The major political parties have lately complained that court decisions liberating the campaign finance activities of independent groups have come at the expense of the traditional parties. The Republican National Committee is pursuing exactly that argument in a case that the Justices are scheduled to consider at their private Conference on June 24 — Republican National Committee, et al., v. FEC (09-1287). That case involves a federal ban on raising and spending so-called “soft money,” when parties do that for campaign-related activity not directly supporting or opposing candidates. (“Soft money” involves contributions raised outside ceilings set by federal campaign finance law.)

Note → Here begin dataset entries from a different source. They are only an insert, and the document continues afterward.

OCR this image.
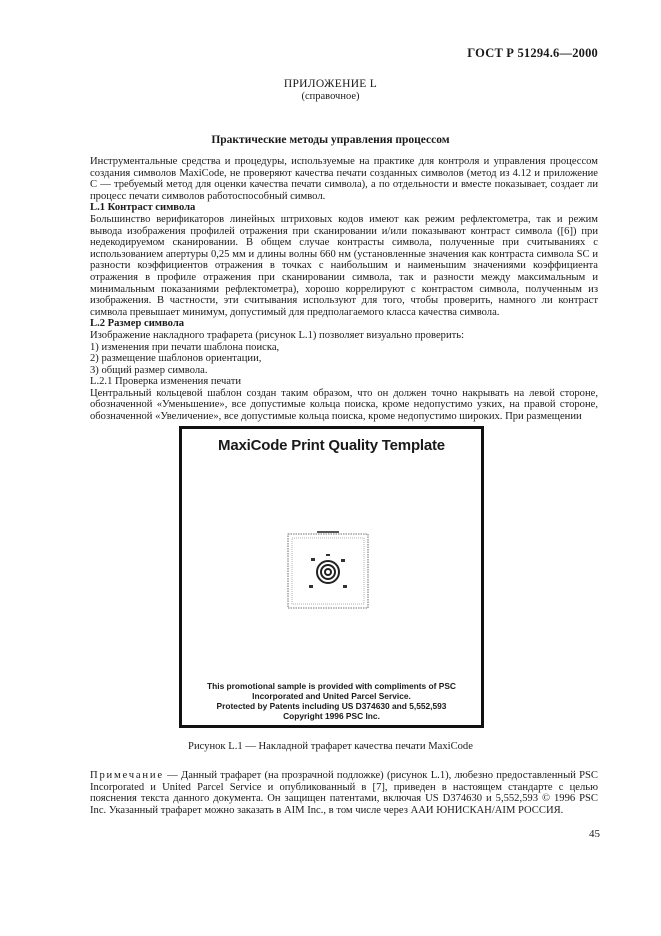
ГОСТ Р 51294.6—2000
ПРИЛОЖЕНИЕ L
(справочное)
Практические методы управления процессом

Инструментальные средства и процедуры, используемые на практике для контроля и управления процессом создания символов MaxiCode, не проверяют качества печати созданных символов (метод из 4.12 и приложение С — требуемый метод для оценки качества печати символа), а по отдельности и вместе показывает, создает ли процесс печати символов работоспособный символ.

L.1 Контраст символа

Большинство верификаторов линейных штриховых кодов имеют как режим рефлектометра, так и режим вывода изображения профилей отражения при сканировании и/или показывают контраст символа ([6]) при недекодируемом сканировании. В общем случае контрасты символа, полученные при считываниях с использованием апертуры 0,25 мм и длины волны 660 нм (установленные значения как контраста символа SC и разности коэффициентов отражения в точках с наибольшим и наименьшим значениями коэффициента отражения в профиле отражения при сканировании символа, так и разности между максимальным и минимальным показаниями рефлектометра), хорошо коррелируют с контрастом символа, полученным из изображения. В частности, эти считывания используют для того, чтобы проверить, намного ли контраст символа превышает минимум, допустимый для предполагаемого класса качества символа.

L.2 Размер символа

Изображение накладного трафарета (рисунок L.1) позволяет визуально проверить:

1) изменения при печати шаблона поиска,

2) размещение шаблонов ориентации,

3) общий размер символа.

L.2.1 Проверка изменения печати

Центральный кольцевой шаблон создан таким образом, что он должен точно накрывать на левой стороне, обозначенной «Уменьшение», все допустимые кольца поиска, кроме недопустимо узких, на правой стороне, обозначенной «Увеличение», все допустимые кольца поиска, кроме недопустимо широких. При размещении

MaxiCode Print Quality Template
This promotional sample is provided with compliments of PSC
Incorporated and United Parcel Service.
Protected by Patents including US D374630 and 5,552,593
Copyright 1996 PSC Inc.
Рисунок L.1 — Накладной трафарет качества печати MaxiCode
Примечание — Данный трафарет (на прозрачной подложке) (рисунок L.1), любезно предоставленный PSC Incorporated и United Parcel Service и опубликованный в [7], приведен в настоящем стандарте с целью пояснения текста данного документа. Он защищен патентами, включая US D374630 и 5,552,593 © 1996 PSC Inc. Указанный трафарет можно заказать в AIM Inc., в том числе через ААИ ЮНИСКАН/AIM РОССИЯ.
45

(NOTE: A reader of the blog notes that, under federal law, a decision by the Justice Department to refrain from defending a court ruling “adversely affecting the constitutionality” of a federal law must be followed up within 30 days with a report to Congress by the Attorney General. Such a report must give Congress “a complete and detailed statement of the reasons” why the law’s constitutionality will not be defended. Thanks for the alert to this provision, which is codified at 28 U.S.C. 530d.)